“Myself,” he answered, “despite my great age.”

And he went off.

Noon struck, the heat was great, the solitude profound; Ulenspiegel said no word, but he doffed his new doublet that the dame might sit down in the shade beneath a lime, without fearing the cool of the grass. He remained standing close by her, sighing.

She looked at him and felt pity rising up in her for this timid little fellow, and asked him if he was not weary with standing so on his tender young legs.
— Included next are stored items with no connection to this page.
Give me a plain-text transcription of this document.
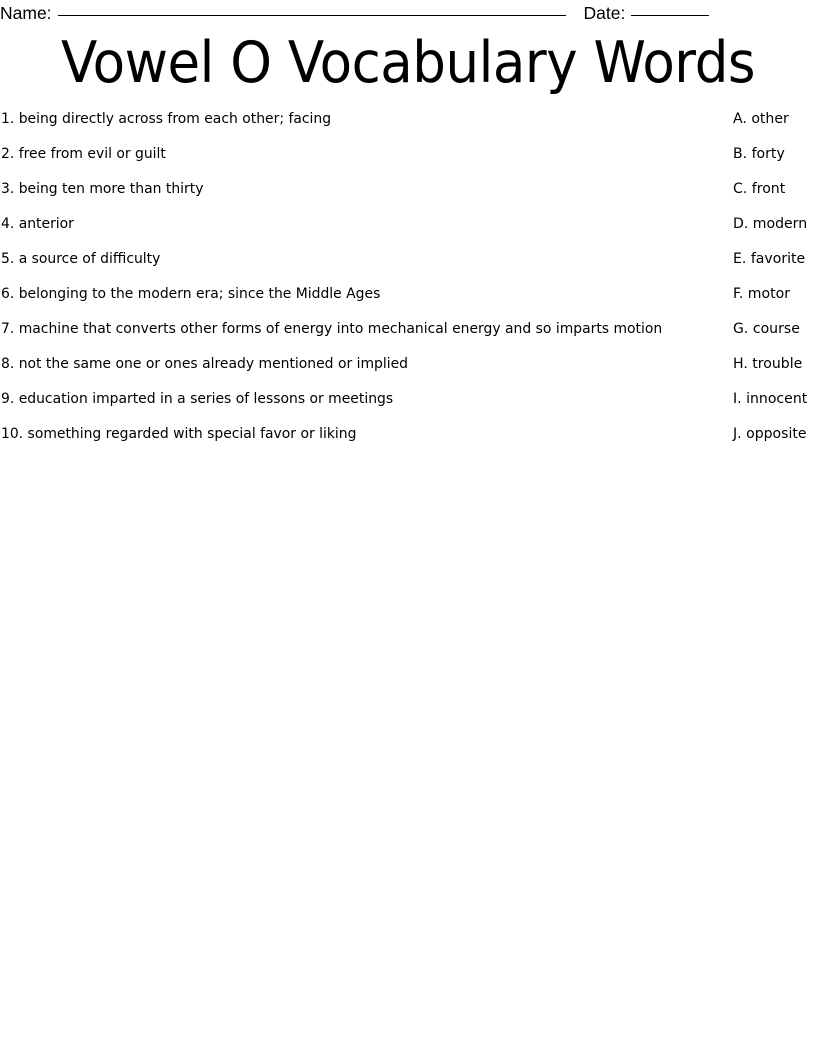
Name:	Date:
Vowel O Vocabulary Words
1. being directly across from each other; facing
2. free from evil or guilt
3. being ten more than thirty
4. anterior
5. a source of difficulty
6. belonging to the modern era; since the Middle Ages
7. machine that converts other forms of energy into mechanical energy and so imparts motion
8. not the same one or ones already mentioned or implied
9. education imparted in a series of lessons or meetings
10. something regarded with special favor or liking
A. other
B. forty
C. front
D. modern
E. favorite
F. motor
G. course
H. trouble
I. innocent
J. opposite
He answered not a word, and as he let himself drop down beside her, she tried to catch him, and pulled him on to her bared bosom, where he remained with such good will that she would have thought herself guilty of the sin of cruelty if she had bidden him seek another pillow.

However, the seneschal came back and said he had not found the purse.

“I found it myself,” replied the dame, “when I dismounted from my horse, for it had unfastened its broochpin and got caught up on the stirrup. Now,” she said to Ulenspiegel, “take us the direct way to Dudzeele and tell me how thou art called.”

“My patron,” he answered, “is Master Saint Thylbert, a name which signifies light of foot to run after good matters; my name is Claes and my to-name Ulenspiegel. If you would look at yourself in my mirror, you will see that there is not upon all this land of Flanders a flower of beauty so dazzling as your fragrant loveliness.”

The dame blushed with pleasure and was in no wise wroth with Ulenspiegel.

And Soetkin and Nele wept during this long absence.